Michael Traver, head of OGCI’s transport workstream, described the study as a milestone in understanding carbon capture technology’s potential in decarbonizing shipping. “The project demonstrated highly encouraging technical feasibility,” Dr. Traver said. He added that OGCI is committed to collaborating with the maritime sector to accelerate low-carbon solutions and drive industry sustainability.

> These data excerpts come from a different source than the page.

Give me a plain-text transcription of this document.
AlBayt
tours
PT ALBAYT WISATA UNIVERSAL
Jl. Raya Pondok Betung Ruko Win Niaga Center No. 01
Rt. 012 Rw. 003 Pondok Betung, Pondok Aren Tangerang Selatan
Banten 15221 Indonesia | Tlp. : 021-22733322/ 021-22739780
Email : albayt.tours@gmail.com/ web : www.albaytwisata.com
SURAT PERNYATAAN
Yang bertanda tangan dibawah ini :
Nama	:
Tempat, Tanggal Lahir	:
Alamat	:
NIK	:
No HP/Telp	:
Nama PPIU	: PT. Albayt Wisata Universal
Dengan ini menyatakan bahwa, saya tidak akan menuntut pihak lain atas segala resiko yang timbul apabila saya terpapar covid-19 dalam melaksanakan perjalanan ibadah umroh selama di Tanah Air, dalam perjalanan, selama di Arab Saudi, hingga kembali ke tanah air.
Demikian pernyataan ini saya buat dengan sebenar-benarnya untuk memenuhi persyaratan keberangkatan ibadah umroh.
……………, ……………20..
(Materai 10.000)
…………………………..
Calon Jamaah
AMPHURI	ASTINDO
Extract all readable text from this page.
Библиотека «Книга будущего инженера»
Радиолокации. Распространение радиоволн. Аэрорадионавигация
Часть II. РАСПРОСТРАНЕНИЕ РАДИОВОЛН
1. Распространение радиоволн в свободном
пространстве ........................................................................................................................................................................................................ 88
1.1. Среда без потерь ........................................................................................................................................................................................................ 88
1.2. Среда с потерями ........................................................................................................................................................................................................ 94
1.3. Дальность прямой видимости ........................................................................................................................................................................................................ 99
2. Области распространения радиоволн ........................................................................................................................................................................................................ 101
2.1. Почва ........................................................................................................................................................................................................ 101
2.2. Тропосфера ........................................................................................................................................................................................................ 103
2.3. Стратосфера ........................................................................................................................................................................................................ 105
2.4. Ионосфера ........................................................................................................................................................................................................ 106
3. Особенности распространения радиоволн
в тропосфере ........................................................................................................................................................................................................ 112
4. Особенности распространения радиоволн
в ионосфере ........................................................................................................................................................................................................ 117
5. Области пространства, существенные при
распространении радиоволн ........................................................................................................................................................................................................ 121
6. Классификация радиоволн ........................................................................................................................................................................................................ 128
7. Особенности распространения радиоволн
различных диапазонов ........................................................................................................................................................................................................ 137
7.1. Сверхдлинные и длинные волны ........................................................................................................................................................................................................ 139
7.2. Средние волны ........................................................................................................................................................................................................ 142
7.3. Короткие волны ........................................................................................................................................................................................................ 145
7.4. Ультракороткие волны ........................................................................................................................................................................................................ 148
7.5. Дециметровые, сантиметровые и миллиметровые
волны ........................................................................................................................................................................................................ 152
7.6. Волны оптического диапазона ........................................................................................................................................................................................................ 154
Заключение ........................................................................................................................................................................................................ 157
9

Challenges and Opportunities

Professor Lynn Loo, CEO of GCMD, noted that OCCS adoption faces hurdles, including balancing CO2 capture rates and maintaining acceptable CapEx and OpEx. “This study provides quantitative insights on managing the trade-offs between OCCS operating costs and emissions reduction potential,” Loo said.

Newbuild Vessels and OCCS

The study also explored incorporating OCCS on newbuild vessels. Findings suggest more efficient engines, heat pumps, and alternative solvents could improve capture rate and fuel penalty.

Offloading Captured CO2

However, GCMD emphasized the early stages of offloading captured CO2, lacking national and port policies for accounting and final deposition. The current lack of port infrastructure for offloading and storage means stakeholders across the value chain must collaborate and support development.

Looking to the Future

Despite challenges, Erik Hånell, president and CEO of Stena Bulk, remains optimistic about OCCS’s future in the maritime industry. “This may be expensive for first movers, but the consortium believes further research and development will drive down costs, making OCCS increasingly viable,” Hånell said.

As the maritime industry explores ways to reduce its carbon footprint, this collaborative project demonstrates OCCS’s potential in contributing to a more sustainable future for the sector. The findings highlight the importance of continued research, development, and collaboration among stakeholders to overcome challenges and accelerate the adoption of low-carbon solutions in the maritime industry. Stakeholders must work together to drive the industry towards a greener future.